The on-going transition of public services towards the Cloud is providing opportunities for increased use by the general public (e.g. through the ubiquitous access advantage of clouds), cost reductions and improved economies of scale, as it is reducing the time needed to develop and roll out new services for the administration and citizens. What is more, cloud computing enables public authorities to harvest the vast amounts of data that they regularly collect and generate, including data from governmental databases and interactions with the citizens, data from public infrastructures (e.g. smart city sensors), as well as data from alternative sources such as social networks and the public internet.
In this context, policy development represents one of the most prominent applications of cloud computing and HPC for public administrations at the local, regional and national levels. Leveraging on large amount of multi-source and multimodal data, public authorities can develop evidence-based, data-driven policies, which aim at being more efficient given that they account for multiple (combined) datasets. Data driven policies can better embrace the needs of the citizens and the administration, in addition to international best practices and past lessons learnt. The ultimate vision of data-driven policy making entails the use of Artificial Intelligence (AI) as a means of increasing the efficiency of the policy development and management process and boosting a more responsive, adaptive, intelligent and citizen-centric governance.
Covid19 Outbreak is a paramount "lesson learned" about how a data-driven approach is crucial for managing critical situation with short responses and fast adaptation and demonstrate why it's important for the Society improving the state-of-the-art data-driven, evidence-based policy making (taking advantage of AI tools and techniques providing predictive models), promoting and facilitating the sharing of datasets and models, involving the citizens in the decision process and explaining the rationales that drive a policy in order to reach the maximum impact and consensus.
The overall objectives of the project were
• Provide reference models and processes for automated, transparent, citizen centric policy management based on AI technologies
• Increase automation and efficiency in policy development through AI-based tools for policy modelling, development, simulation and recommendations
• Repurpose, reuse and link AI-based policies and datasets across various domains and data subjects
• Ensure transparent, interpretable and trusted policy development
• Ensure citizen centric and business centric policy developments, evaluation and optimization
• Provide high performances through the integration with EOSC/EGI cloud & HPC resources
• Validate and evaluate the novel AI-based policy making process in real-life use cases addressing different policy related domains
• Provide a pan-european market platform supported by novel business models for AI-based policy making
The project demonstrated how cloud technologies and Artificial Intelligence can transform the current public policy development, increasing automation and efficiency, enhancing and promoting stakeholders’ participation, increasing policies’ acceptance and enabling reuse and interoperability among different context and countries.

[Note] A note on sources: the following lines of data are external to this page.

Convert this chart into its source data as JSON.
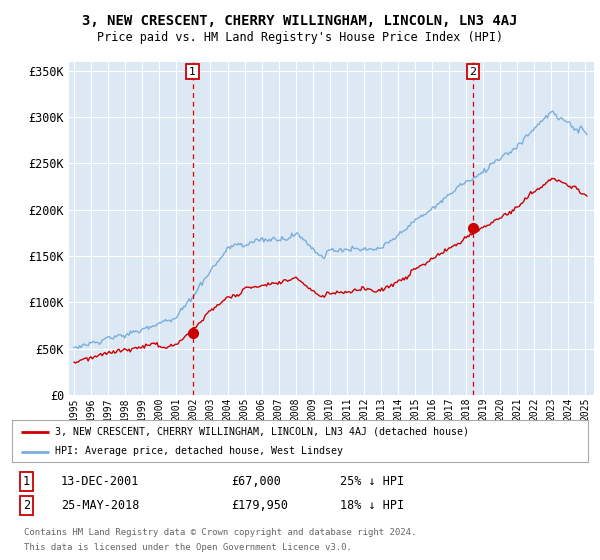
{
  "title": "3, NEW CRESCENT, CHERRY WILLINGHAM, LINCOLN, LN3 4AJ",
  "subtitle": "Price paid vs. HM Land Registry's House Price Index (HPI)",
  "background_color": "#ffffff",
  "plot_bg_color": "#dce9f5",
  "ylim": [
    0,
    360000
  ],
  "yticks": [
    0,
    50000,
    100000,
    150000,
    200000,
    250000,
    300000,
    350000
  ],
  "ytick_labels": [
    "£0",
    "£50K",
    "£100K",
    "£150K",
    "£200K",
    "£250K",
    "£300K",
    "£350K"
  ],
  "xlim_start": 1994.7,
  "xlim_end": 2025.5,
  "xticks": [
    1995,
    1996,
    1997,
    1998,
    1999,
    2000,
    2001,
    2002,
    2003,
    2004,
    2005,
    2006,
    2007,
    2008,
    2009,
    2010,
    2011,
    2012,
    2013,
    2014,
    2015,
    2016,
    2017,
    2018,
    2019,
    2020,
    2021,
    2022,
    2023,
    2024,
    2025
  ],
  "hpi_color": "#7aaddb",
  "price_color": "#cc0000",
  "vline_color": "#dd0000",
  "marker1_x": 2001.96,
  "marker1_y": 67000,
  "marker2_x": 2018.4,
  "marker2_y": 179950,
  "legend_label1": "3, NEW CRESCENT, CHERRY WILLINGHAM, LINCOLN, LN3 4AJ (detached house)",
  "legend_label2": "HPI: Average price, detached house, West Lindsey",
  "annotation1_label": "1",
  "annotation2_label": "2",
  "footer1": "Contains HM Land Registry data © Crown copyright and database right 2024.",
  "footer2": "This data is licensed under the Open Government Licence v3.0.",
  "table_row1": [
    "1",
    "13-DEC-2001",
    "£67,000",
    "25% ↓ HPI"
  ],
  "table_row2": [
    "2",
    "25-MAY-2018",
    "£179,950",
    "18% ↓ HPI"
  ]
}
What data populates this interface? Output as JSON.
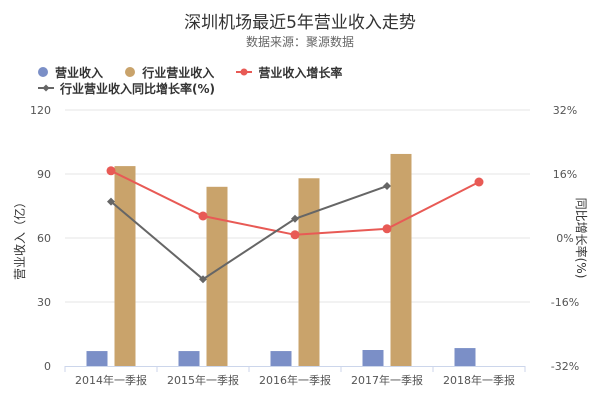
{
  "chart_data": {
    "type": "bar",
    "title": "深圳机场最近5年营业收入走势",
    "subtitle": "数据来源：聚源数据",
    "categories": [
      "2014年一季报",
      "2015年一季报",
      "2016年一季报",
      "2017年一季报",
      "2018年一季报"
    ],
    "ylabel": "营业收入（亿）",
    "y2label": "同比增长率(%)",
    "ylim": [
      0,
      120
    ],
    "y2lim": [
      -32,
      32
    ],
    "yticks": [
      "0",
      "30",
      "60",
      "90",
      "120"
    ],
    "y2ticks": [
      "-32%",
      "-16%",
      "0%",
      "16%",
      "32%"
    ],
    "legend_position": "top-left",
    "series": [
      {
        "name": "营业收入",
        "type": "bar",
        "axis": "left",
        "color": "#7b8fc7",
        "values": [
          7.0,
          7.0,
          7.0,
          7.5,
          8.4
        ]
      },
      {
        "name": "行业营业收入",
        "type": "bar",
        "axis": "left",
        "color": "#c9a36b",
        "values": [
          93.7,
          84.0,
          88.0,
          99.4,
          null
        ]
      },
      {
        "name": "营业收入增长率",
        "type": "line",
        "axis": "right",
        "color": "#e85a55",
        "marker": "circle",
        "values": [
          16.8,
          5.5,
          0.8,
          2.3,
          14.0
        ]
      },
      {
        "name": "行业营业收入同比增长率(%)",
        "type": "line",
        "axis": "right",
        "color": "#666666",
        "marker": "diamond",
        "values": [
          9.1,
          -10.3,
          4.8,
          13.0,
          null
        ]
      }
    ]
  }
}
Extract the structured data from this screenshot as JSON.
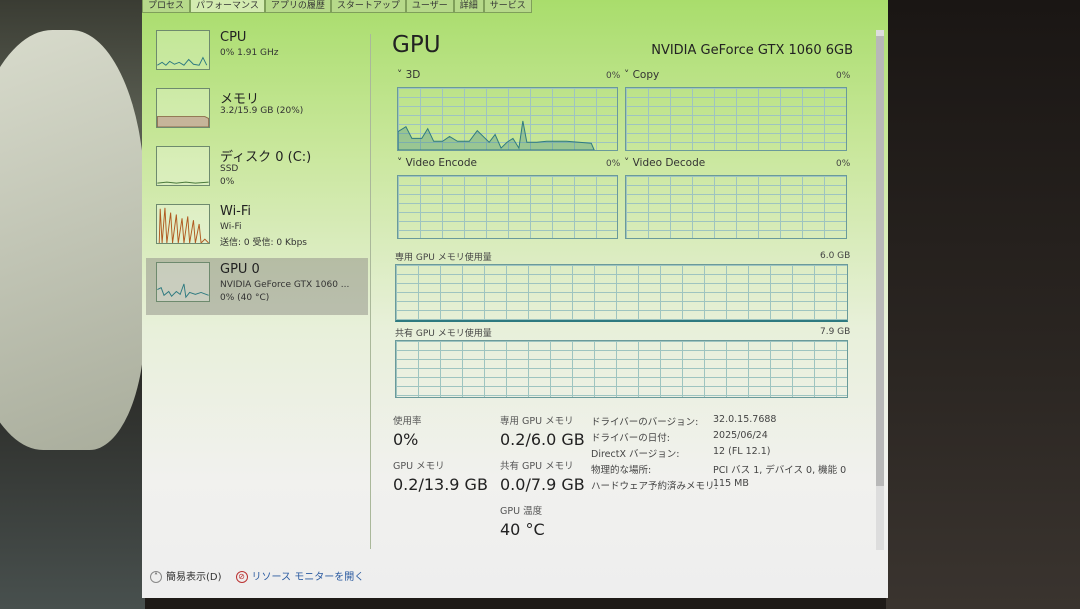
{
  "tabs": [
    "プロセス",
    "パフォーマンス",
    "アプリの履歴",
    "スタートアップ",
    "ユーザー",
    "詳細",
    "サービス"
  ],
  "active_tab": "パフォーマンス",
  "sidebar": [
    {
      "title": "CPU",
      "line1": "0% 1.91 GHz",
      "line2": ""
    },
    {
      "title": "メモリ",
      "line1": "3.2/15.9 GB (20%)",
      "line2": ""
    },
    {
      "title": "ディスク 0 (C:)",
      "line1": "SSD",
      "line2": "0%"
    },
    {
      "title": "Wi-Fi",
      "line1": "Wi-Fi",
      "line2": "送信: 0 受信: 0 Kbps"
    },
    {
      "title": "GPU 0",
      "line1": "NVIDIA GeForce GTX 1060 ...",
      "line2": "0% (40 °C)"
    }
  ],
  "main": {
    "title": "GPU",
    "model": "NVIDIA GeForce GTX 1060 6GB",
    "engines": [
      {
        "label": "3D",
        "pct": "0%"
      },
      {
        "label": "Copy",
        "pct": "0%"
      },
      {
        "label": "Video Encode",
        "pct": "0%"
      },
      {
        "label": "Video Decode",
        "pct": "0%"
      }
    ],
    "dedicated_label": "専用 GPU メモリ使用量",
    "dedicated_max": "6.0 GB",
    "shared_label": "共有 GPU メモリ使用量",
    "shared_max": "7.9 GB",
    "stats": {
      "usage_label": "使用率",
      "usage": "0%",
      "gpu_mem_label": "GPU メモリ",
      "gpu_mem": "0.2/13.9 GB",
      "ded_label": "専用 GPU メモリ",
      "ded": "0.2/6.0 GB",
      "shr_label": "共有 GPU メモリ",
      "shr": "0.0/7.9 GB",
      "temp_label": "GPU 温度",
      "temp": "40 °C"
    },
    "info": [
      {
        "k": "ドライバーのバージョン:",
        "v": "32.0.15.7688"
      },
      {
        "k": "ドライバーの日付:",
        "v": "2025/06/24"
      },
      {
        "k": "DirectX バージョン:",
        "v": "12 (FL 12.1)"
      },
      {
        "k": "物理的な場所:",
        "v": "PCI バス 1, デバイス 0, 機能 0"
      },
      {
        "k": "ハードウェア予約済みメモリ:",
        "v": "115 MB"
      }
    ]
  },
  "footer": {
    "fewer": "簡易表示(D)",
    "monitor": "リソース モニターを開く"
  },
  "colors": {
    "gpu_line": "#2e7a80",
    "wifi": "#b05a20",
    "mem": "#8b6a4a"
  }
}
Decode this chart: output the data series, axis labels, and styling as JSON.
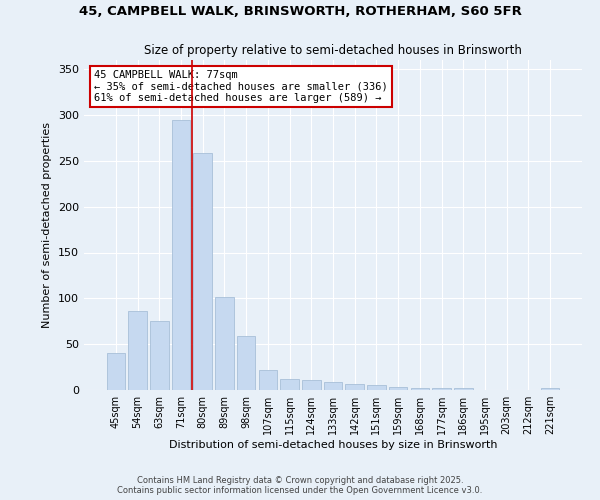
{
  "title1": "45, CAMPBELL WALK, BRINSWORTH, ROTHERHAM, S60 5FR",
  "title2": "Size of property relative to semi-detached houses in Brinsworth",
  "xlabel": "Distribution of semi-detached houses by size in Brinsworth",
  "ylabel": "Number of semi-detached properties",
  "categories": [
    "45sqm",
    "54sqm",
    "63sqm",
    "71sqm",
    "80sqm",
    "89sqm",
    "98sqm",
    "107sqm",
    "115sqm",
    "124sqm",
    "133sqm",
    "142sqm",
    "151sqm",
    "159sqm",
    "168sqm",
    "177sqm",
    "186sqm",
    "195sqm",
    "203sqm",
    "212sqm",
    "221sqm"
  ],
  "values": [
    40,
    86,
    75,
    295,
    258,
    102,
    59,
    22,
    12,
    11,
    9,
    7,
    5,
    3,
    2,
    2,
    2,
    0,
    0,
    0,
    2
  ],
  "bar_color": "#c6d9f0",
  "bar_edge_color": "#a8bfd8",
  "vline_color": "#cc0000",
  "vline_x_index": 3.5,
  "annotation_text": "45 CAMPBELL WALK: 77sqm\n← 35% of semi-detached houses are smaller (336)\n61% of semi-detached houses are larger (589) →",
  "annotation_box_color": "#ffffff",
  "annotation_box_edge": "#cc0000",
  "footer1": "Contains HM Land Registry data © Crown copyright and database right 2025.",
  "footer2": "Contains public sector information licensed under the Open Government Licence v3.0.",
  "bg_color": "#e8f0f8",
  "ylim": [
    0,
    360
  ],
  "yticks": [
    0,
    50,
    100,
    150,
    200,
    250,
    300,
    350
  ]
}
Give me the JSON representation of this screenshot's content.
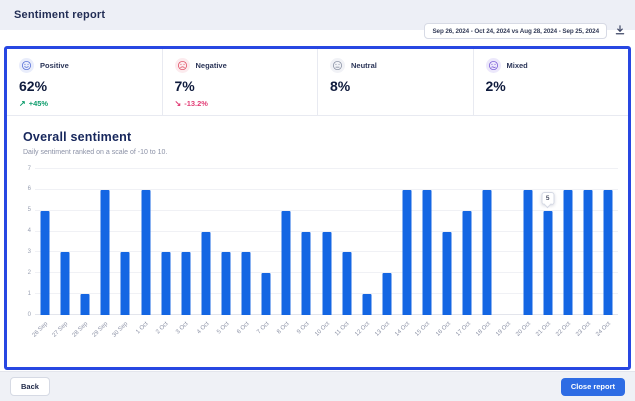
{
  "header": {
    "title": "Sentiment report"
  },
  "toolbar": {
    "date_range": "Sep 26, 2024 - Oct 24, 2024 vs Aug 28, 2024 - Sep 25, 2024",
    "download_icon": "download-icon"
  },
  "cards": [
    {
      "label": "Positive",
      "value": "62%",
      "delta": "+45%",
      "trend": "up",
      "trend_glyph": "↗",
      "icon": "positive-face-icon",
      "icon_color": "#5a73d8",
      "badge_bg": "#e9edfb",
      "delta_color": "#0f9d6d"
    },
    {
      "label": "Negative",
      "value": "7%",
      "delta": "-13.2%",
      "trend": "down",
      "trend_glyph": "↘",
      "icon": "negative-face-icon",
      "icon_color": "#e0556a",
      "badge_bg": "#fcebee",
      "delta_color": "#e23f77"
    },
    {
      "label": "Neutral",
      "value": "8%",
      "icon": "neutral-face-icon",
      "icon_color": "#8e96a8",
      "badge_bg": "#f1f2f6"
    },
    {
      "label": "Mixed",
      "value": "2%",
      "icon": "mixed-face-icon",
      "icon_color": "#7e62d8",
      "badge_bg": "#ece8fb"
    }
  ],
  "chart": {
    "title": "Overall sentiment",
    "subtitle": "Daily sentiment ranked on a scale of -10 to 10."
  },
  "chart_data": {
    "type": "bar",
    "title": "Overall sentiment",
    "subtitle": "Daily sentiment ranked on a scale of -10 to 10.",
    "categories": [
      "26 Sep",
      "27 Sep",
      "28 Sep",
      "29 Sep",
      "30 Sep",
      "1 Oct",
      "2 Oct",
      "3 Oct",
      "4 Oct",
      "5 Oct",
      "6 Oct",
      "7 Oct",
      "8 Oct",
      "9 Oct",
      "10 Oct",
      "11 Oct",
      "12 Oct",
      "13 Oct",
      "14 Oct",
      "15 Oct",
      "16 Oct",
      "17 Oct",
      "18 Oct",
      "19 Oct",
      "20 Oct",
      "21 Oct",
      "22 Oct",
      "23 Oct",
      "24 Oct"
    ],
    "values": [
      5,
      3,
      1,
      6,
      3,
      6,
      3,
      3,
      4,
      3,
      3,
      2,
      5,
      4,
      4,
      3,
      1,
      2,
      6,
      6,
      4,
      5,
      6,
      0,
      6,
      5,
      6,
      6,
      6
    ],
    "xlabel": "",
    "ylabel": "",
    "ylim": [
      0,
      7
    ],
    "yticks": [
      0,
      1,
      2,
      3,
      4,
      5,
      6,
      7
    ],
    "grid": true,
    "legend": false,
    "bar_color": "#1466e3",
    "tooltip": {
      "label": "5",
      "category": "21 Oct"
    }
  },
  "footer": {
    "back_label": "Back",
    "close_label": "Close report"
  },
  "colors": {
    "accent_border": "#2847e2",
    "primary_button": "#2e6ce4",
    "bar": "#1466e3",
    "positive_delta": "#0f9d6d",
    "negative_delta": "#e23f77",
    "topbar_bg": "#edeff6",
    "footer_bg": "#eff1f6"
  }
}
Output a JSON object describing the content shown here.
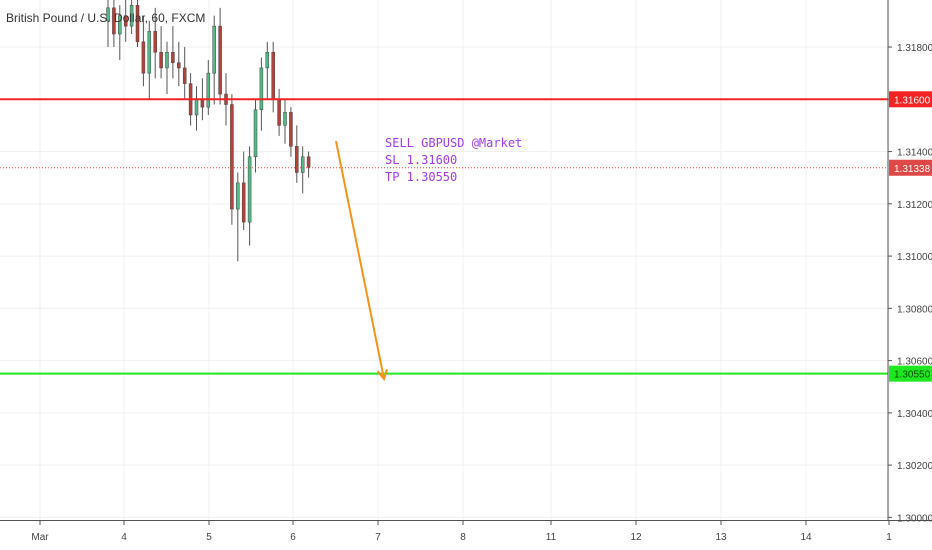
{
  "header": {
    "title": "British Pound / U.S. Dollar, 60, FXCM"
  },
  "annotation": {
    "line1": "SELL GBPUSD @Market",
    "line2": "SL 1.31600",
    "line3": "TP 1.30550"
  },
  "price_tags": {
    "stop_loss": "1.31600",
    "current": "1.31338",
    "take_profit": "1.30550"
  },
  "colors": {
    "stop_loss": "#f42323",
    "take_profit": "#20e820",
    "current": "#e04848",
    "arrow": "#f7931a",
    "candle_up": "#53b987",
    "candle_down": "#b2423a",
    "annotation": "#a13cf0"
  },
  "chart_data": {
    "type": "candlestick",
    "title": "British Pound / U.S. Dollar, 60, FXCM",
    "xlabels": [
      "Mar",
      "4",
      "5",
      "6",
      "7",
      "8",
      "11",
      "12",
      "13",
      "14",
      "1"
    ],
    "ylabels": [
      "1.31800",
      "1.31600",
      "1.31400",
      "1.31200",
      "1.31000",
      "1.30800",
      "1.30600",
      "1.30400",
      "1.30200",
      "1.30000"
    ],
    "ylim": [
      1.2999,
      1.3198
    ],
    "grid": true,
    "horizontal_lines": [
      {
        "label": "SL",
        "value": 1.316
      },
      {
        "label": "current",
        "value": 1.31338
      },
      {
        "label": "TP",
        "value": 1.3055
      }
    ],
    "arrow": {
      "from": [
        "6",
        1.3144
      ],
      "to": [
        "7",
        1.3053
      ]
    },
    "candles": [
      {
        "o": 1.319,
        "h": 1.3205,
        "l": 1.318,
        "c": 1.3195
      },
      {
        "o": 1.3195,
        "h": 1.321,
        "l": 1.318,
        "c": 1.3185
      },
      {
        "o": 1.3185,
        "h": 1.3196,
        "l": 1.3175,
        "c": 1.3192
      },
      {
        "o": 1.3192,
        "h": 1.3202,
        "l": 1.3182,
        "c": 1.3188
      },
      {
        "o": 1.3188,
        "h": 1.32,
        "l": 1.3185,
        "c": 1.3196
      },
      {
        "o": 1.3196,
        "h": 1.3205,
        "l": 1.318,
        "c": 1.3182
      },
      {
        "o": 1.3182,
        "h": 1.3192,
        "l": 1.3165,
        "c": 1.317
      },
      {
        "o": 1.317,
        "h": 1.319,
        "l": 1.316,
        "c": 1.3186
      },
      {
        "o": 1.3186,
        "h": 1.3195,
        "l": 1.3168,
        "c": 1.3178
      },
      {
        "o": 1.3178,
        "h": 1.3188,
        "l": 1.3168,
        "c": 1.3172
      },
      {
        "o": 1.3172,
        "h": 1.3182,
        "l": 1.3162,
        "c": 1.3178
      },
      {
        "o": 1.3178,
        "h": 1.3188,
        "l": 1.3168,
        "c": 1.3174
      },
      {
        "o": 1.3174,
        "h": 1.3182,
        "l": 1.3165,
        "c": 1.3172
      },
      {
        "o": 1.3172,
        "h": 1.318,
        "l": 1.316,
        "c": 1.3166
      },
      {
        "o": 1.3166,
        "h": 1.317,
        "l": 1.315,
        "c": 1.3154
      },
      {
        "o": 1.3154,
        "h": 1.3165,
        "l": 1.3148,
        "c": 1.316
      },
      {
        "o": 1.316,
        "h": 1.3168,
        "l": 1.3152,
        "c": 1.3157
      },
      {
        "o": 1.3157,
        "h": 1.3175,
        "l": 1.3154,
        "c": 1.317
      },
      {
        "o": 1.317,
        "h": 1.3192,
        "l": 1.3158,
        "c": 1.3188
      },
      {
        "o": 1.3188,
        "h": 1.3195,
        "l": 1.3158,
        "c": 1.3162
      },
      {
        "o": 1.3162,
        "h": 1.317,
        "l": 1.315,
        "c": 1.3158
      },
      {
        "o": 1.3158,
        "h": 1.3162,
        "l": 1.3112,
        "c": 1.3118
      },
      {
        "o": 1.3118,
        "h": 1.3132,
        "l": 1.3098,
        "c": 1.3128
      },
      {
        "o": 1.3128,
        "h": 1.314,
        "l": 1.311,
        "c": 1.3113
      },
      {
        "o": 1.3113,
        "h": 1.3142,
        "l": 1.3104,
        "c": 1.3138
      },
      {
        "o": 1.3138,
        "h": 1.316,
        "l": 1.3132,
        "c": 1.3156
      },
      {
        "o": 1.3156,
        "h": 1.3176,
        "l": 1.3148,
        "c": 1.3172
      },
      {
        "o": 1.3172,
        "h": 1.3182,
        "l": 1.316,
        "c": 1.3178
      },
      {
        "o": 1.3178,
        "h": 1.3182,
        "l": 1.3155,
        "c": 1.316
      },
      {
        "o": 1.316,
        "h": 1.3164,
        "l": 1.3146,
        "c": 1.315
      },
      {
        "o": 1.315,
        "h": 1.316,
        "l": 1.3143,
        "c": 1.3155
      },
      {
        "o": 1.3155,
        "h": 1.3157,
        "l": 1.3138,
        "c": 1.3142
      },
      {
        "o": 1.3142,
        "h": 1.315,
        "l": 1.3128,
        "c": 1.3132
      },
      {
        "o": 1.3132,
        "h": 1.3142,
        "l": 1.3124,
        "c": 1.3138
      },
      {
        "o": 1.3138,
        "h": 1.314,
        "l": 1.313,
        "c": 1.3134
      }
    ]
  }
}
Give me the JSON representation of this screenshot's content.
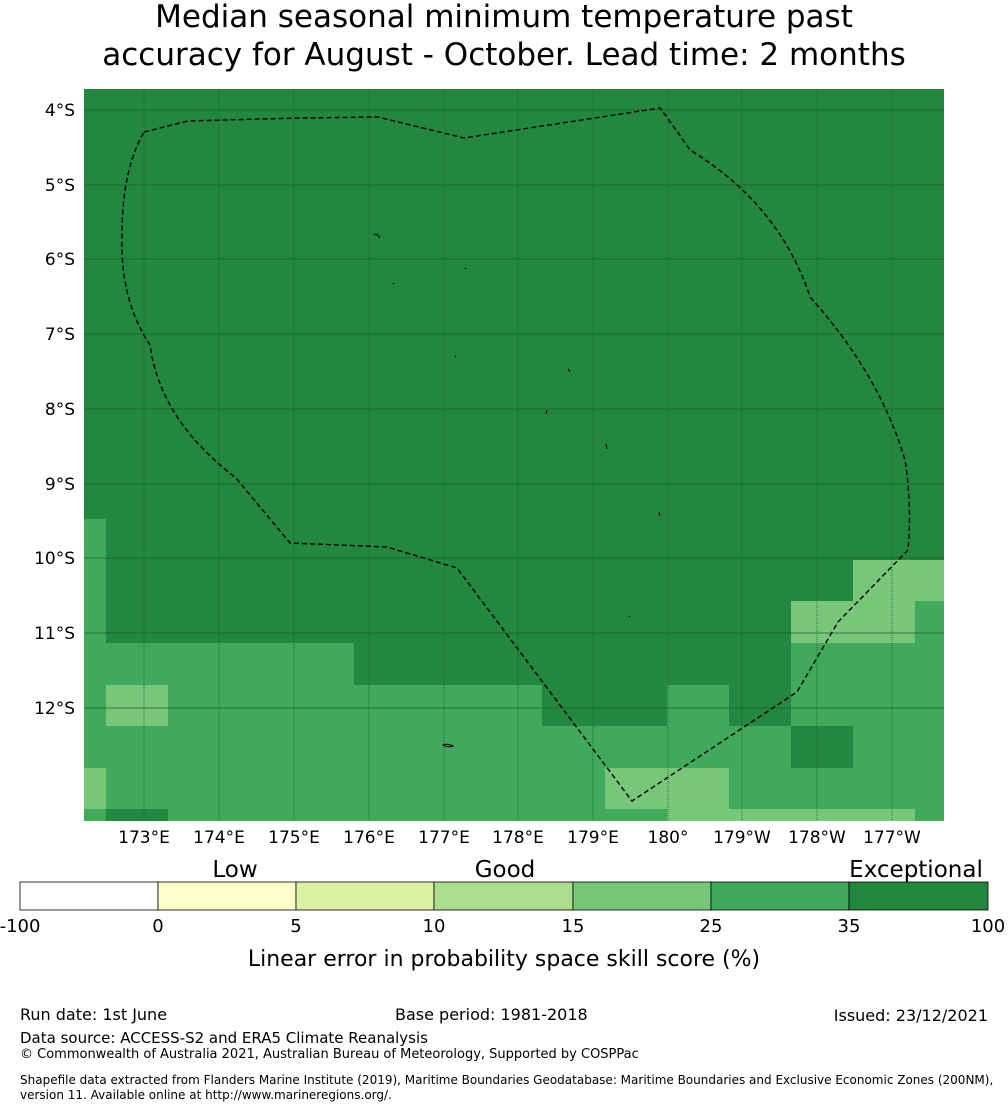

The recent significative advancements in the field of LLM and generative AI open a great opportunity to foster the adoption of the AI in the public sector, because they enable a more user-friendly approach for non-technical people, especially for the explainability of the outcomes provided by AI tools.
In the same way, the introduction of the AI Act, providing the needed regulation and guidelines, is of great importance for guaranteeing an ethical use of the AI, especially in the public sector.
These will be two of the main pillars for the new researches and projects that will be activated from the AI4PublicPolicy Consortium for the exploitation of the project’s results.